Notre temporalité n’est pas la leur. Il est rare que Le Magazine Littéraire choisisse de revenir sur un événement éditorial qui apparaîtra peut-être dans un an ou deux comme relevant de la pure émulsion médiatique. Pourtant, cet achat massif, certains diront compulsif, de la brochure – et non du livre, c’est entendu – de Stéphane Hessel, titrée Indignez-vous ! nous intéresse. Nous nous garderons bien d’en tirer des considérations politiques ou de relever les faiblesses d’un texte qui pèche parfois par simplisme et souvent par relativisme. Il y a des degrés dans l’indignation comme dans la colère ou la révolte, et tous les événements qui heurtent notre conscience ne peuvent être placés sur un plan identique.

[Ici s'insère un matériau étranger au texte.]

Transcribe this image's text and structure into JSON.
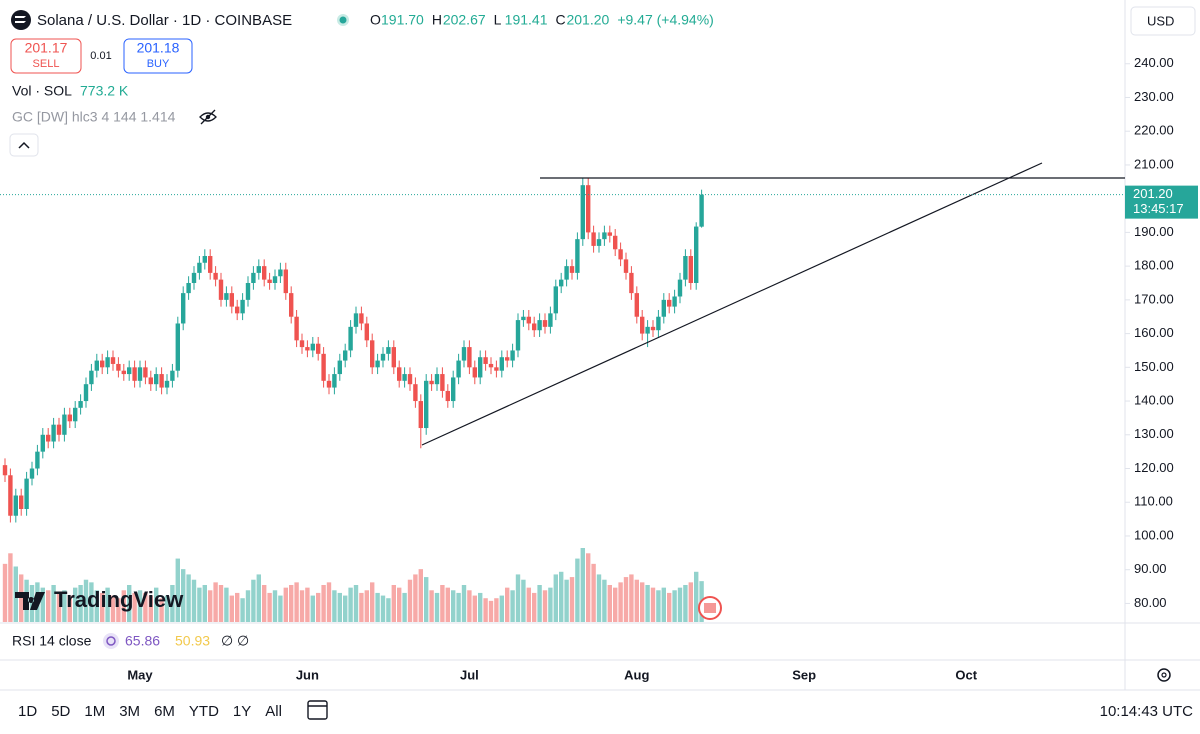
{
  "header": {
    "symbol": "Solana / U.S. Dollar · 1D · COINBASE",
    "ohlc": [
      {
        "label": "O",
        "value": "191.70"
      },
      {
        "label": "H",
        "value": "202.67"
      },
      {
        "label": "L",
        "value": "191.41"
      },
      {
        "label": "C",
        "value": "201.20"
      }
    ],
    "change": "+9.47 (+4.94%)",
    "sell": {
      "price": "201.17",
      "label": "SELL"
    },
    "spread": "0.01",
    "buy": {
      "price": "201.18",
      "label": "BUY"
    },
    "indicator": "GC [DW] hlc3 4 144 1.414",
    "currency": "USD",
    "logo": "TradingView"
  },
  "rsi": {
    "label": "RSI 14 close",
    "value": "65.86",
    "ma": "50.93",
    "na": [
      "∅",
      "∅"
    ]
  },
  "footer": {
    "ranges": [
      "1D",
      "5D",
      "1M",
      "3M",
      "6M",
      "YTD",
      "1Y",
      "All"
    ],
    "clock": "10:14:43 UTC"
  },
  "chart_data": {
    "type": "candlestick",
    "categories": [
      null,
      null,
      null,
      null,
      null,
      null,
      null,
      null,
      null,
      null,
      null,
      null,
      null,
      null,
      null,
      null,
      null,
      null,
      null,
      null,
      null,
      null,
      null,
      null,
      null,
      "May",
      null,
      null,
      null,
      null,
      null,
      null,
      null,
      null,
      null,
      null,
      null,
      null,
      null,
      null,
      null,
      null,
      null,
      null,
      null,
      null,
      null,
      null,
      null,
      null,
      null,
      null,
      null,
      null,
      null,
      null,
      "Jun",
      null,
      null,
      null,
      null,
      null,
      null,
      null,
      null,
      null,
      null,
      null,
      null,
      null,
      null,
      null,
      null,
      null,
      null,
      null,
      null,
      null,
      null,
      null,
      null,
      null,
      null,
      null,
      null,
      null,
      "Jul",
      null,
      null,
      null,
      null,
      null,
      null,
      null,
      null,
      null,
      null,
      null,
      null,
      null,
      null,
      null,
      null,
      null,
      null,
      null,
      null,
      null,
      null,
      null,
      null,
      null,
      null,
      null,
      null,
      null,
      null,
      "Aug",
      null,
      null,
      null,
      null,
      null,
      null,
      null,
      null,
      null,
      null,
      null,
      null
    ],
    "extra_months": [
      "Sep",
      "Oct"
    ],
    "open": [
      121,
      118,
      106,
      112,
      108,
      117,
      120,
      125,
      130,
      128,
      133,
      130,
      136,
      134,
      138,
      140,
      145,
      149,
      152,
      150,
      153,
      151,
      149,
      148,
      150,
      146,
      150,
      147,
      145,
      148,
      144,
      146,
      149,
      163,
      172,
      175,
      178,
      181,
      183,
      178,
      176,
      170,
      172,
      168,
      166,
      170,
      175,
      178,
      180,
      176,
      175,
      177,
      179,
      172,
      165,
      158,
      156,
      155,
      157,
      154,
      146,
      144,
      148,
      152,
      155,
      162,
      166,
      163,
      158,
      150,
      152,
      154,
      156,
      150,
      146,
      148,
      145,
      140,
      132,
      146,
      145,
      148,
      143,
      140,
      147,
      152,
      156,
      150,
      147,
      153,
      151,
      150,
      149,
      153,
      152,
      155,
      164,
      165,
      163,
      161,
      164,
      162,
      166,
      174,
      176,
      180,
      178,
      188,
      204,
      190,
      186,
      188,
      190,
      189,
      185,
      182,
      178,
      172,
      165,
      160,
      162,
      161,
      165,
      170,
      168,
      171,
      176,
      183,
      175,
      191.7
    ],
    "high": [
      123,
      120,
      114,
      114,
      119,
      122,
      127,
      132,
      132,
      135,
      135,
      138,
      138,
      140,
      142,
      147,
      151,
      154,
      154,
      155,
      155,
      153,
      151,
      152,
      152,
      152,
      152,
      149,
      150,
      150,
      148,
      151,
      165,
      174,
      177,
      180,
      183,
      185,
      185,
      180,
      178,
      174,
      174,
      170,
      172,
      177,
      180,
      182,
      182,
      178,
      179,
      181,
      181,
      174,
      167,
      160,
      158,
      159,
      159,
      156,
      148,
      150,
      154,
      157,
      164,
      168,
      168,
      165,
      160,
      154,
      156,
      158,
      158,
      152,
      150,
      150,
      147,
      142,
      148,
      148,
      150,
      150,
      145,
      149,
      154,
      158,
      158,
      152,
      155,
      155,
      153,
      152,
      155,
      155,
      157,
      166,
      167,
      167,
      165,
      166,
      166,
      168,
      176,
      178,
      182,
      182,
      190,
      206,
      206,
      192,
      190,
      192,
      192,
      191,
      187,
      184,
      180,
      174,
      167,
      164,
      164,
      167,
      172,
      172,
      173,
      178,
      185,
      185,
      193,
      202.67
    ],
    "low": [
      116,
      104,
      104,
      106,
      106,
      115,
      118,
      123,
      126,
      126,
      128,
      128,
      132,
      132,
      136,
      138,
      143,
      147,
      148,
      148,
      149,
      147,
      146,
      146,
      144,
      144,
      145,
      143,
      143,
      142,
      142,
      144,
      147,
      161,
      170,
      173,
      176,
      179,
      176,
      174,
      168,
      168,
      166,
      164,
      164,
      168,
      173,
      176,
      174,
      173,
      173,
      175,
      170,
      163,
      156,
      154,
      153,
      153,
      152,
      144,
      142,
      142,
      146,
      150,
      153,
      160,
      161,
      156,
      148,
      148,
      150,
      152,
      148,
      144,
      144,
      143,
      138,
      126,
      130,
      143,
      143,
      141,
      138,
      138,
      145,
      150,
      148,
      145,
      145,
      149,
      148,
      147,
      147,
      150,
      150,
      153,
      162,
      161,
      159,
      159,
      160,
      160,
      164,
      172,
      174,
      176,
      176,
      186,
      188,
      184,
      184,
      186,
      187,
      183,
      180,
      176,
      170,
      163,
      158,
      156,
      159,
      159,
      163,
      166,
      166,
      169,
      174,
      173,
      173,
      191.41
    ],
    "close": [
      118,
      106,
      112,
      108,
      117,
      120,
      125,
      130,
      128,
      133,
      130,
      136,
      134,
      138,
      140,
      145,
      149,
      152,
      150,
      153,
      151,
      149,
      148,
      150,
      146,
      150,
      147,
      145,
      148,
      144,
      146,
      149,
      163,
      172,
      175,
      178,
      181,
      183,
      178,
      176,
      170,
      172,
      168,
      166,
      170,
      175,
      178,
      180,
      176,
      175,
      177,
      179,
      172,
      165,
      158,
      156,
      155,
      157,
      154,
      146,
      144,
      148,
      152,
      155,
      162,
      166,
      163,
      158,
      150,
      152,
      154,
      156,
      150,
      146,
      148,
      145,
      140,
      132,
      146,
      145,
      148,
      143,
      140,
      147,
      152,
      156,
      150,
      147,
      153,
      151,
      150,
      149,
      153,
      152,
      155,
      164,
      165,
      163,
      161,
      164,
      162,
      166,
      174,
      176,
      180,
      178,
      188,
      204,
      190,
      186,
      188,
      190,
      189,
      185,
      182,
      178,
      172,
      165,
      160,
      162,
      161,
      165,
      170,
      168,
      171,
      176,
      183,
      175,
      191.73,
      201.2
    ],
    "up_color": "#26a69a",
    "down_color": "#ef5350",
    "volume_label": "Vol · SOL",
    "volume_last_label": "773.2 K",
    "volume": [
      1100,
      1300,
      1050,
      900,
      800,
      700,
      750,
      650,
      600,
      700,
      550,
      600,
      500,
      650,
      700,
      800,
      750,
      600,
      550,
      650,
      500,
      450,
      600,
      700,
      550,
      600,
      550,
      500,
      650,
      450,
      500,
      700,
      1200,
      1000,
      900,
      800,
      650,
      700,
      600,
      750,
      700,
      650,
      500,
      550,
      450,
      600,
      800,
      900,
      700,
      550,
      600,
      500,
      650,
      700,
      750,
      600,
      650,
      500,
      550,
      700,
      750,
      600,
      550,
      500,
      650,
      700,
      550,
      600,
      750,
      550,
      500,
      450,
      700,
      650,
      550,
      800,
      900,
      1000,
      850,
      600,
      550,
      700,
      650,
      600,
      550,
      700,
      600,
      500,
      550,
      450,
      400,
      450,
      500,
      650,
      600,
      900,
      800,
      650,
      550,
      700,
      600,
      650,
      900,
      950,
      800,
      850,
      1200,
      1400,
      1300,
      1100,
      900,
      800,
      700,
      650,
      750,
      850,
      900,
      800,
      750,
      700,
      650,
      600,
      650,
      550,
      600,
      650,
      700,
      750,
      950,
      773.2
    ],
    "last_price_label": "201.20",
    "countdown": "13:45:17",
    "ylim": [
      74.2,
      258.9
    ],
    "yticks": [
      {
        "value": 80,
        "label": "80.00"
      },
      {
        "value": 90,
        "label": "90.00"
      },
      {
        "value": 100,
        "label": "100.00"
      },
      {
        "value": 110,
        "label": "110.00"
      },
      {
        "value": 120,
        "label": "120.00"
      },
      {
        "value": 130,
        "label": "130.00"
      },
      {
        "value": 140,
        "label": "140.00"
      },
      {
        "value": 150,
        "label": "150.00"
      },
      {
        "value": 160,
        "label": "160.00"
      },
      {
        "value": 170,
        "label": "170.00"
      },
      {
        "value": 180,
        "label": "180.00"
      },
      {
        "value": 190,
        "label": "190.00"
      },
      {
        "value": 200,
        "label": "200.00"
      },
      {
        "value": 210,
        "label": "210.00"
      },
      {
        "value": 220,
        "label": "220.00"
      },
      {
        "value": 230,
        "label": "230.00"
      },
      {
        "value": 240,
        "label": "240.00"
      }
    ],
    "grid": false
  }
}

À l’inverse, il est préférable d’ignorer les aigreurs de certains essayistes ou philosophes se voyant, d’un coup, dépassés dans leur course vers les sommets de la gloire par un homme de 93 printemps. Hésiode nous le disait déjà : « Le potier en veut au potier, le charpentier au charpentier, le pauvre est jaloux du pauvre et le chanteur du chanteur » (Les Travaux et les Jours, v. 25-26).

On comprend leur amertume. Cette génération poursuivie par ses fantômes se demande : « À quoi cela servit-il de trahir nos “idéaux soixantehuitards” si l’on se fait aujourd’hui bousculer par une figure issue de la Résistance ? » Décidément, nos anciens ne savent plus se tenir. Ces snipers qui tirent sur Stéphane Hessel nous rappellent le mot d’Umberto Eco quand il parlait de « ceux qui veulent faire la révolution avec l’autorisation de la préfecture ».